H. A.: Bis neue Produkte am Handgelenk des Kunden sind, dauert es oft Jahre und es braucht viele Menschen und Abteilungen dafür. Von der Idee übers Design geht es zur Abteilung Forschung & Entwicklung. Dann brauchen wir technische Zeichner, Technologen, den Prototypen- und Werkzeugbau, Einkauf, Produktion, Montage, aber auch die kaufmännische Abteilung, die die Arbeit kalkulieren muss.

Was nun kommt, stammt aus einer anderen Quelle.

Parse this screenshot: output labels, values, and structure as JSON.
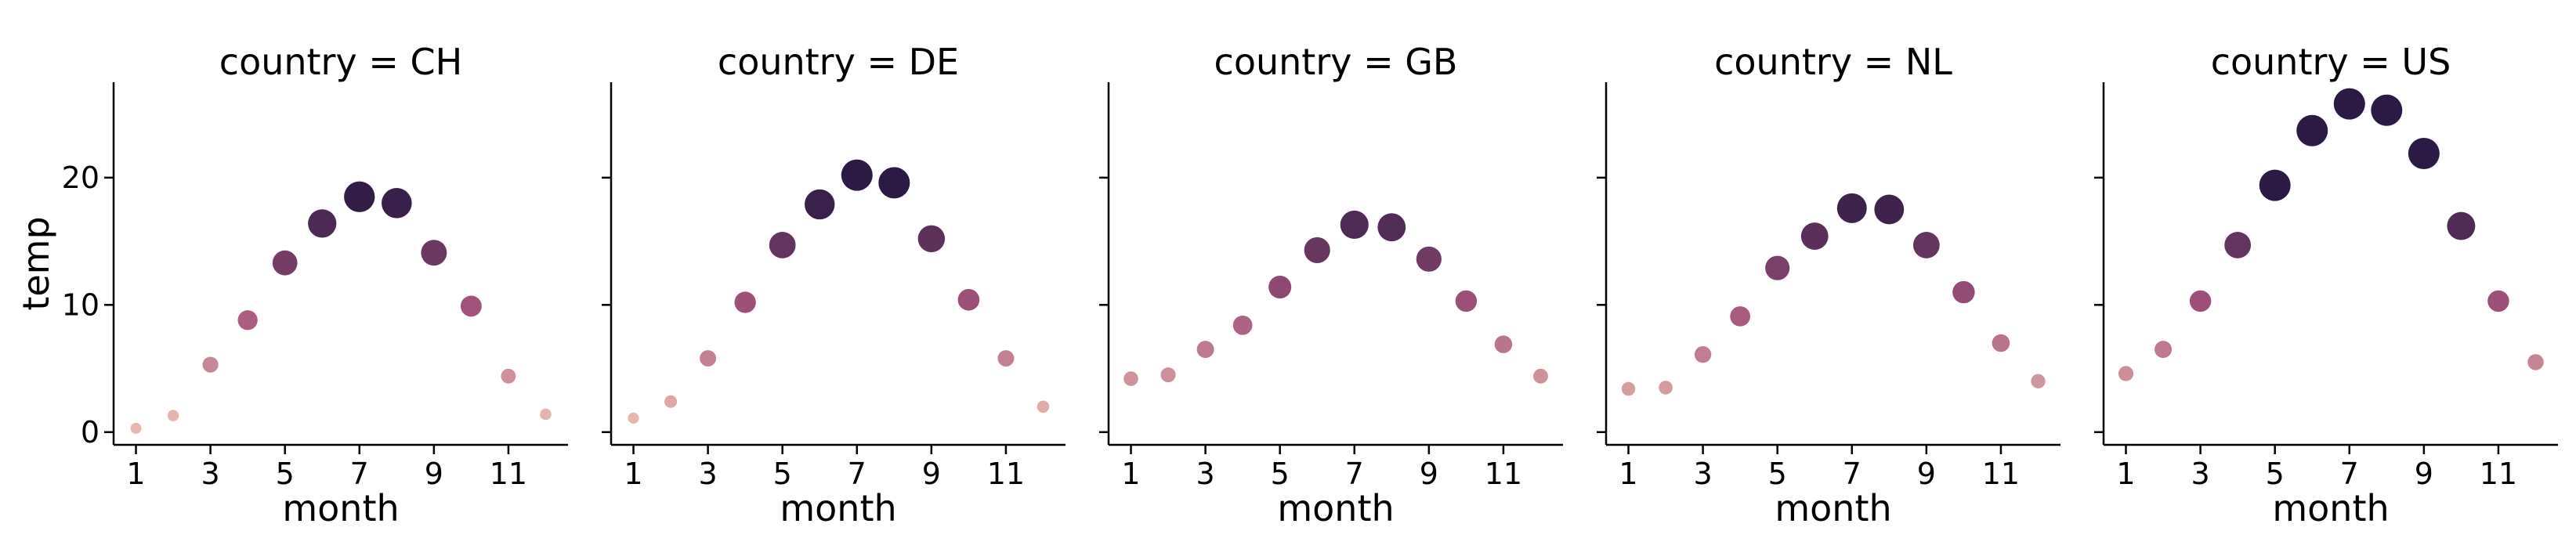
{
  "chart_data": {
    "type": "scatter",
    "facet_column": "country",
    "xlabel": "month",
    "ylabel": "temp",
    "xlim": [
      0.4,
      12.6
    ],
    "ylim": [
      -1,
      27.5
    ],
    "xticks": [
      1,
      3,
      5,
      7,
      9,
      11
    ],
    "yticks": [
      0,
      10,
      20
    ],
    "hue_size_encoding": "temp",
    "color_low": "#e8b7b0",
    "color_mid": "#a0527a",
    "color_high": "#2b1a44",
    "grid": false,
    "legend": "none",
    "facets": [
      {
        "title": "country = CH",
        "x": [
          1,
          2,
          3,
          4,
          5,
          6,
          7,
          8,
          9,
          10,
          11,
          12
        ],
        "y": [
          0.3,
          1.3,
          5.3,
          8.8,
          13.3,
          16.4,
          18.5,
          18.0,
          14.1,
          9.9,
          4.4,
          1.4
        ]
      },
      {
        "title": "country = DE",
        "x": [
          1,
          2,
          3,
          4,
          5,
          6,
          7,
          8,
          9,
          10,
          11,
          12
        ],
        "y": [
          1.1,
          2.4,
          5.8,
          10.2,
          14.7,
          17.9,
          20.2,
          19.6,
          15.2,
          10.4,
          5.8,
          2.0
        ]
      },
      {
        "title": "country = GB",
        "x": [
          1,
          2,
          3,
          4,
          5,
          6,
          7,
          8,
          9,
          10,
          11,
          12
        ],
        "y": [
          4.2,
          4.5,
          6.5,
          8.4,
          11.4,
          14.3,
          16.3,
          16.1,
          13.6,
          10.3,
          6.9,
          4.4
        ]
      },
      {
        "title": "country = NL",
        "x": [
          1,
          2,
          3,
          4,
          5,
          6,
          7,
          8,
          9,
          10,
          11,
          12
        ],
        "y": [
          3.4,
          3.5,
          6.1,
          9.1,
          12.9,
          15.4,
          17.6,
          17.5,
          14.7,
          11.0,
          7.0,
          4.0
        ]
      },
      {
        "title": "country = US",
        "x": [
          1,
          2,
          3,
          4,
          5,
          6,
          7,
          8,
          9,
          10,
          11,
          12
        ],
        "y": [
          4.6,
          6.5,
          10.3,
          14.7,
          19.4,
          23.7,
          25.8,
          25.3,
          21.9,
          16.2,
          10.3,
          5.5
        ]
      }
    ]
  }
}
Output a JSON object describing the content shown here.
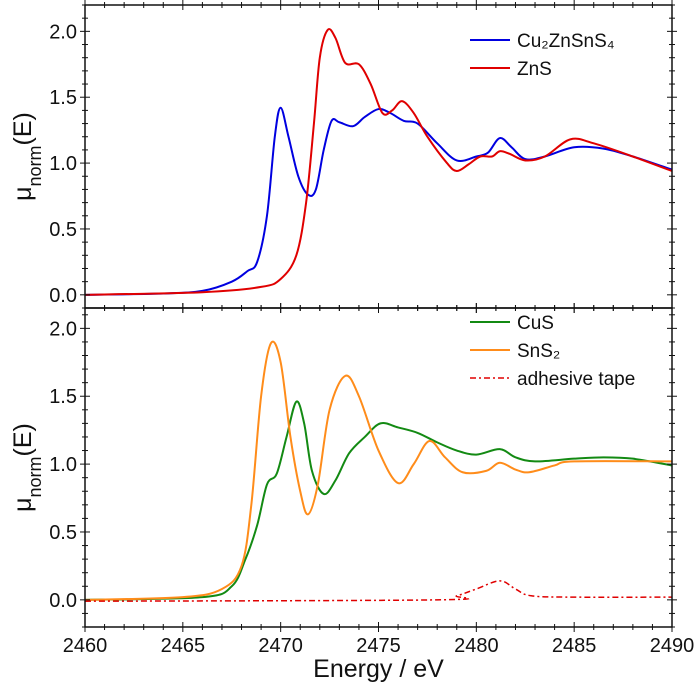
{
  "chart_data": [
    {
      "type": "line",
      "panel": "top",
      "ylabel": {
        "base": "μ",
        "sub": "norm",
        "rest": "(E)"
      },
      "xlim": [
        2460,
        2490
      ],
      "ylim": [
        -0.1,
        2.2
      ],
      "yticks": [
        0.0,
        0.5,
        1.0,
        1.5,
        2.0
      ],
      "ytick_labels": [
        "0.0",
        "0.5",
        "1.0",
        "1.5",
        "2.0"
      ],
      "legend_position": "top-right",
      "grid": false,
      "series": [
        {
          "name": "Cu₂ZnSnS₄",
          "color": "#0000e0",
          "dash": "solid",
          "x": [
            2460,
            2464,
            2466,
            2467.5,
            2468.3,
            2468.8,
            2469.3,
            2469.7,
            2470,
            2470.4,
            2470.9,
            2471.4,
            2471.8,
            2472.2,
            2472.6,
            2473,
            2473.7,
            2474.3,
            2475,
            2475.6,
            2476.3,
            2477,
            2478,
            2479,
            2480,
            2480.6,
            2481.2,
            2481.8,
            2482.5,
            2483.5,
            2485,
            2486.5,
            2488,
            2490
          ],
          "y": [
            0,
            0.01,
            0.03,
            0.1,
            0.18,
            0.25,
            0.6,
            1.2,
            1.42,
            1.2,
            0.9,
            0.76,
            0.8,
            1.1,
            1.32,
            1.31,
            1.28,
            1.35,
            1.41,
            1.38,
            1.32,
            1.3,
            1.15,
            1.02,
            1.05,
            1.08,
            1.19,
            1.12,
            1.03,
            1.05,
            1.12,
            1.11,
            1.05,
            0.95
          ]
        },
        {
          "name": "ZnS",
          "color": "#e00000",
          "dash": "solid",
          "x": [
            2460,
            2466,
            2469,
            2470,
            2470.8,
            2471.3,
            2471.7,
            2472,
            2472.4,
            2472.8,
            2473.3,
            2474,
            2474.6,
            2475.2,
            2475.7,
            2476.2,
            2476.8,
            2477.5,
            2478.5,
            2479,
            2479.6,
            2480.2,
            2480.8,
            2481.2,
            2481.7,
            2482.5,
            2483.5,
            2484.8,
            2486,
            2488,
            2490
          ],
          "y": [
            0,
            0.02,
            0.06,
            0.12,
            0.3,
            0.7,
            1.3,
            1.8,
            2.01,
            1.95,
            1.76,
            1.75,
            1.6,
            1.38,
            1.4,
            1.47,
            1.38,
            1.2,
            1.0,
            0.94,
            0.99,
            1.05,
            1.05,
            1.09,
            1.07,
            1.02,
            1.05,
            1.18,
            1.15,
            1.05,
            0.94
          ]
        }
      ]
    },
    {
      "type": "line",
      "panel": "bottom",
      "xlabel": "Energy / eV",
      "ylabel": {
        "base": "μ",
        "sub": "norm",
        "rest": "(E)"
      },
      "xlim": [
        2460,
        2490
      ],
      "ylim": [
        -0.2,
        2.15
      ],
      "xticks": [
        2460,
        2465,
        2470,
        2475,
        2480,
        2485,
        2490
      ],
      "xtick_labels": [
        "2460",
        "2465",
        "2470",
        "2475",
        "2480",
        "2485",
        "2490"
      ],
      "yticks": [
        0.0,
        0.5,
        1.0,
        1.5,
        2.0
      ],
      "ytick_labels": [
        "0.0",
        "0.5",
        "1.0",
        "1.5",
        "2.0"
      ],
      "legend_position": "top-right",
      "grid": false,
      "series": [
        {
          "name": "CuS",
          "color": "#138a13",
          "dash": "solid",
          "x": [
            2460,
            2466,
            2467.5,
            2468.2,
            2468.8,
            2469.3,
            2469.8,
            2470.3,
            2470.8,
            2471.2,
            2471.6,
            2472.2,
            2472.8,
            2473.5,
            2474.3,
            2475.1,
            2476,
            2477,
            2478,
            2479,
            2480,
            2481.2,
            2482,
            2483,
            2485,
            2486.5,
            2488,
            2490
          ],
          "y": [
            0,
            0.02,
            0.1,
            0.3,
            0.55,
            0.85,
            0.93,
            1.2,
            1.46,
            1.3,
            0.95,
            0.78,
            0.88,
            1.08,
            1.2,
            1.3,
            1.27,
            1.23,
            1.16,
            1.1,
            1.07,
            1.11,
            1.05,
            1.02,
            1.04,
            1.05,
            1.04,
            0.99
          ]
        },
        {
          "name": "SnS₂",
          "color": "#ff8c1a",
          "dash": "solid",
          "x": [
            2460,
            2465,
            2467,
            2468,
            2468.5,
            2469,
            2469.5,
            2470,
            2470.5,
            2471,
            2471.4,
            2471.9,
            2472.5,
            2473.3,
            2474,
            2475,
            2476,
            2476.8,
            2477.6,
            2478.4,
            2479.3,
            2480.5,
            2481.2,
            2482,
            2482.7,
            2484,
            2485,
            2490
          ],
          "y": [
            0,
            0.02,
            0.08,
            0.25,
            0.7,
            1.5,
            1.89,
            1.75,
            1.2,
            0.8,
            0.63,
            0.85,
            1.4,
            1.65,
            1.5,
            1.1,
            0.86,
            1.0,
            1.17,
            1.05,
            0.94,
            0.95,
            1.01,
            0.96,
            0.94,
            0.99,
            1.02,
            1.02
          ]
        },
        {
          "name": "adhesive tape",
          "color": "#e00000",
          "dash": "dash-dot",
          "x": [
            2460,
            2478,
            2479,
            2480,
            2481.2,
            2482,
            2482.8,
            2485,
            2490
          ],
          "y": [
            -0.01,
            0,
            0.03,
            0.08,
            0.14,
            0.08,
            0.03,
            0.02,
            0.02
          ]
        }
      ]
    }
  ]
}
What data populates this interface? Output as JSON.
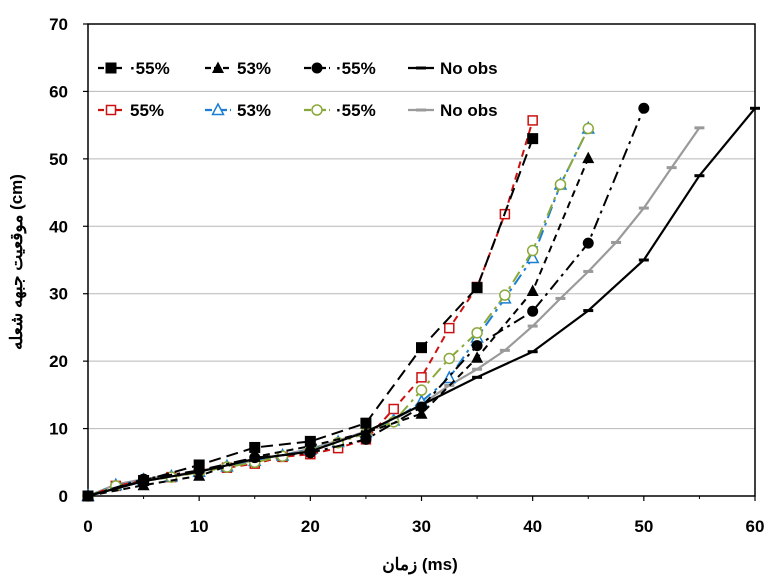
{
  "chart_data": {
    "type": "line",
    "xlabel": "زمان (ms)",
    "ylabel": "موقعیت جبهه شعله (cm)",
    "xlim": [
      0,
      60
    ],
    "ylim": [
      0,
      70
    ],
    "xticks": [
      "0",
      "10",
      "20",
      "30",
      "40",
      "50",
      "60"
    ],
    "yticks": [
      "0",
      "10",
      "20",
      "30",
      "40",
      "50",
      "60",
      "70"
    ],
    "grid": "horizontal",
    "legend_position": "top-left",
    "series": [
      {
        "name": "·55%",
        "color": "#000000",
        "dash": "long-dash",
        "marker": "square-filled",
        "x": [
          0,
          5,
          10,
          15,
          20,
          25,
          30,
          35,
          40
        ],
        "y": [
          0,
          2.3,
          4.6,
          7.2,
          8.1,
          10.8,
          22.0,
          30.9,
          53.0
        ]
      },
      {
        "name": "53%",
        "color": "#000000",
        "dash": "short-dash",
        "marker": "triangle-filled",
        "x": [
          0,
          5,
          10,
          15,
          20,
          25,
          30,
          35,
          40,
          45
        ],
        "y": [
          0,
          1.6,
          3.0,
          5.8,
          7.4,
          9.4,
          12.2,
          20.5,
          30.4,
          50.1
        ]
      },
      {
        "name": "·55%",
        "color": "#000000",
        "dash": "dash-dot",
        "marker": "circle-filled",
        "x": [
          0,
          5,
          10,
          15,
          20,
          25,
          30,
          35,
          40,
          45,
          50
        ],
        "y": [
          0,
          2.5,
          3.8,
          5.7,
          6.4,
          8.4,
          13.2,
          22.3,
          27.4,
          37.5,
          57.5
        ]
      },
      {
        "name": "No obs",
        "color": "#000000",
        "dash": "solid",
        "marker": "dash",
        "x": [
          0,
          5,
          10,
          15,
          20,
          25,
          30,
          35,
          40,
          45,
          50,
          55,
          60
        ],
        "y": [
          0,
          2.2,
          3.6,
          5.5,
          6.6,
          9.5,
          13.5,
          17.6,
          21.4,
          27.5,
          35.0,
          47.5,
          57.5
        ]
      },
      {
        "name": "55%",
        "color": "#cc1111",
        "dash": "short-dash",
        "marker": "square-open",
        "x": [
          0,
          2.5,
          5,
          7.5,
          10,
          12.5,
          15,
          17.5,
          20,
          22.5,
          25,
          27.5,
          30,
          32.5,
          35,
          37.5,
          40
        ],
        "y": [
          0,
          1.5,
          2.3,
          2.8,
          3.8,
          4.2,
          4.8,
          5.8,
          6.2,
          7.1,
          8.4,
          12.9,
          17.6,
          24.9,
          31.0,
          41.8,
          55.7
        ]
      },
      {
        "name": "53%",
        "color": "#1a7fd4",
        "dash": "dash-dot",
        "marker": "triangle-open",
        "x": [
          0,
          2.5,
          5,
          7.5,
          10,
          12.5,
          15,
          17.5,
          20,
          22.5,
          25,
          27.5,
          30,
          32.5,
          35,
          37.5,
          40,
          42.5,
          45
        ],
        "y": [
          0,
          1.6,
          2.4,
          2.9,
          3.6,
          4.4,
          5.2,
          6.0,
          6.9,
          8.0,
          9.5,
          11.2,
          14.0,
          17.5,
          23.5,
          29.3,
          35.3,
          46.2,
          54.5
        ]
      },
      {
        "name": "·55%",
        "color": "#8aa83a",
        "dash": "dash-dot",
        "marker": "circle-open",
        "x": [
          0,
          2.5,
          5,
          7.5,
          10,
          12.5,
          15,
          17.5,
          20,
          22.5,
          25,
          27.5,
          30,
          32.5,
          35,
          37.5,
          40,
          42.5,
          45
        ],
        "y": [
          0,
          1.5,
          2.2,
          2.8,
          3.5,
          4.3,
          5.0,
          5.9,
          6.8,
          7.9,
          9.3,
          11.0,
          15.7,
          20.4,
          24.2,
          29.8,
          36.4,
          46.2,
          54.5
        ]
      },
      {
        "name": "No obs",
        "color": "#9a9a9a",
        "dash": "solid",
        "marker": "dash",
        "x": [
          0,
          2.5,
          5,
          7.5,
          10,
          12.5,
          15,
          17.5,
          20,
          22.5,
          25,
          27.5,
          30,
          32.5,
          35,
          37.5,
          40,
          42.5,
          45,
          47.5,
          50,
          52.5,
          55
        ],
        "y": [
          0,
          1.7,
          2.5,
          3.0,
          3.7,
          4.5,
          5.3,
          6.1,
          7.0,
          8.2,
          9.6,
          11.3,
          13.6,
          16.4,
          18.8,
          21.6,
          25.2,
          29.3,
          33.3,
          37.6,
          42.7,
          48.7,
          54.6
        ]
      }
    ]
  }
}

Schließlich das Marketing mit allem Pipapo, der Vertrieb: Bis Sie Ihre Uhr am Handgelenk haben, dauert das also und macht bei uns ganz schön viel Mühe. Aber das ist für mich auch das Schönste, dass wir in unserer Abteilung wie die Spinne im Netz sitzen – vernetzt mit allen anderen Teams.

Wir forschen, entwickeln weiter, immer auf der Suche nach dem nächsten Durchbruch. Hier zu sehen: Konstrukteure Lutz Reichel (links) und Theodor Prenzel.

Ist denn schon mal was richtig doof schief gegangen?

H. A.: Naja: Corona hat uns ausgebremst, wie wohl viele andere auch. Aber meist haben wir tatsächlich das gegenteilige Problem, nämlich Zeitdruck. Irgendwie haben wir es immer geschafft, so richtig schlimme Pannen gab es, jedenfalls soweit ich mich erinnern kann, nicht. Bei der Markteinführung unserer Golduhren Lux und Lambda aber wurden die Gehäuse erst einen Tag vor Start der Messe in Basel fertig – das war etwas unentspannt. Und aus Erzählung weiß ich, dass zwei Tage vor der Pressekonferenz unserer Uhr Zürich Weltzeit eine einstweilige Verfügung ins Haus flatterte: Für die Kennzeichnung der Sommerzeit mit dem Buchstaben S hatte ein – uns unbekannter – Gebrauchsmusterschutz einer Schweizer Firma vorgelegen. Da mussten wir improvisieren.

In welchen Momenten wissen Sie, dass Sie am rechten Platz sind?

H. A.: Natürlich freue ich mich am meisten, wenn die Kunden unsere Uhren kaufen und toll finden. Wenn ich das mitbekomme, bin ich glücklich. Ein bisschen sind diese Uhren ja wie Kinder. Irgendwann lassen wir sie in die Welt – und dann schauen wir aus der Ferne und freuen uns.

Können Sie uns schon ein bisschen das Morgen ins Heute holen, ein Fenster aufstoßen, eine Ahnung geben: Wie geht es weiter?

H. A.: Geheimnisse darf ich nicht verraten. Und wie lange Corona das alte Normal pausieren lässt, weiß ich nicht. Aber: Wir fertigen natürlich weiter beste Uhren. Stück für Stück von Hand, mit Herz – und, wo’s der Präzision dient, auch mit etwas Hightech. Aber größtenteils machen wir unsere Arbeit so, wie es schon immer war, in unserer kleinen, doch weltbekannten Kolonie von Uhrenkennern, in den letzten 175 Jahren. Und diese Tradition tragen wir einfach weiter ins Morgen: im Kern der Geschichte, dem Handwerk, der Verantwortung dieses Ortes verpflichtet, in unserer Haltung weltoffen und zeitgemäß.

An welchen neuen Uhren NOMOS Glashütte derzeit arbeitet, bleibt geheim: abgedeckter Uhrmachertisch in der Manufaktur.